30.11.10

Porto - Outubro de 1996

Durante os anos que levo de atletismo houve alturas (poucas) que fazia uma prova no Sábado e outra a seguir no Domingo. Quase sempre eram provas curtas, o que dava para recuperar bem de um dia para o outro, embora algumas com algum grau de dificuldade pois eram de subidas acentuadas.

Actualmente as provas têm sido mais espaçadas, embora com maior dificuldade e maior distância, lembrando-me dos 1º Trilhos de Sicó com 30 km e uma semana depois 40 km nos 1º trilhos de Almourol que, quem lá correu, sabe bem que foi uma prova bem difícil, devido ao facto de muito ter chovido e o terreno estar em más condições que requereu muito esforço físico para vencer cada palmo de terreno.

Porto, Outubro de 1996.

Já fui algumas vezes correr ao Porto, principalmente nas Festas de S. João. Desta vez fui lá para o 1º Campeonato Nacional de Veteranos na distância de 15 km. A prova foi realizada num Sábado à tarde, iniciava e terminava no Parque da Cidade.

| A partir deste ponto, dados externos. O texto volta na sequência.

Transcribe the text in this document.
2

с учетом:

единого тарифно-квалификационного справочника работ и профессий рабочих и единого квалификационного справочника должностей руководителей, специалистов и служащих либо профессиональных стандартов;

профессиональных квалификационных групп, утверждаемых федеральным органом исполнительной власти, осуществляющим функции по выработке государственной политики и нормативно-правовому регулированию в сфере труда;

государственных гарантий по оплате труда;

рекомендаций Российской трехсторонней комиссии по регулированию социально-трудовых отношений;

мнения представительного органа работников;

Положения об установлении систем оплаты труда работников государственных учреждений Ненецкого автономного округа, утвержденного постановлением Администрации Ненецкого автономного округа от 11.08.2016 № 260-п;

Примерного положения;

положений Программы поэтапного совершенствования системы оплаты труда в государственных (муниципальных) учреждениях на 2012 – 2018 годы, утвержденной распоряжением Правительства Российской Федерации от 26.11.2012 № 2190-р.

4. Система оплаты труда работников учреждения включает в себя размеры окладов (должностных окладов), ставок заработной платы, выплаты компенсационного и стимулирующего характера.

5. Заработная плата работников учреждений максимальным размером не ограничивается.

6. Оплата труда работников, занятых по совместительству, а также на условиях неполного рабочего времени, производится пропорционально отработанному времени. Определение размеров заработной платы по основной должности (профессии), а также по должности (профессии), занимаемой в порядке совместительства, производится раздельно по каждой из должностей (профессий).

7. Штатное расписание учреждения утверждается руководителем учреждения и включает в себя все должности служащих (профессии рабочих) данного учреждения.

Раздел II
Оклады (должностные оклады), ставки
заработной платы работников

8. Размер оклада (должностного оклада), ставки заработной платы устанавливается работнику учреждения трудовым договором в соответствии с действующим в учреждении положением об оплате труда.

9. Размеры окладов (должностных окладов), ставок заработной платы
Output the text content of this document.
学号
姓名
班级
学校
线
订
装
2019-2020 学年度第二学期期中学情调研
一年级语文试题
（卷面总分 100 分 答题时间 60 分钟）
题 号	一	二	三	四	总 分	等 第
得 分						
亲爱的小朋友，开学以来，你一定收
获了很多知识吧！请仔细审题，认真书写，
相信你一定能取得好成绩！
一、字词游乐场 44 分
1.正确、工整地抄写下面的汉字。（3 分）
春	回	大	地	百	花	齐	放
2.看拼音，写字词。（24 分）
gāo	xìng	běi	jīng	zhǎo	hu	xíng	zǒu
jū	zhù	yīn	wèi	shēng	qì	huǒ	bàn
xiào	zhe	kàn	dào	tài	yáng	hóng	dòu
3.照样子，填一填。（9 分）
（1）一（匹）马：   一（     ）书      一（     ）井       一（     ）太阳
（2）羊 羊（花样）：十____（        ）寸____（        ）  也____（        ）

Começou pelas 17 h (?). Para além de ser uma corrida citadina, passagem por várias artérias da cidade do Porto, tinha também umas subidas de respeito e aquela do Castelo do Queijo até à Avenida da Boavista era de tirar o fôlego ao mais experimentado (pensava eu) e eram duas as passagens por esse local. Certo é que nesse ano de 1996 eu estava ainda com a moral em alta devido aos bons resultados conseguidos. Sendo uma prova só para veteranos era aí que iria avaliar as minhas capacidades com muitos veteranos vindos de todos os pontos do país.

Prova começada, e penso que, mesmo com as dificuldades que tenho nas subidas, acrescida pelo desgaste nesse dia da viagem Lisboa/Porto, fiz uma prova razoável, 15 Km em 56’ 05’’ (3’44’’/km).

Aguardei pela classificação. Já noite escura e eis que surge a mesma, 45º da Geral e 22º no meu escalão de Vet1. Ora bolas, afinal o candidato a craque não passava de um normal corredor como tantos outros.

Domingo de manhã, Meia- Maratona da Póvoa de Varzim. Às 9h da manhã, ainda mal refeito do esforço do dia anterior, ali estava à partida.

Prova começada, lá vou eu todo feito fibra e gás. O gás acabou ao 18º km e só a fibra é que me aguentou até ao fim. Tempo final, 1h23’54’’ (3’58’’/km), 170º da Geral e 16º no escalão Vet.1.

Uma semana depois estava a correr os 25 km da Critérium mesmo lesionado no pé esquerdo. Outros tempos.

Aqui fica o plano de treinos desse mês.

18.11.10

Anos Dourados

Anos 60 e 70. Foram marcos na vida de uma geração. Milhares de mancebos eram recrutados para a Guerra no Ultramar. Muitos ali pereceram e muitos, depois da Guerra, em África ficaram. Era o tempo da camisa cintada e da calça à boca-de-sino.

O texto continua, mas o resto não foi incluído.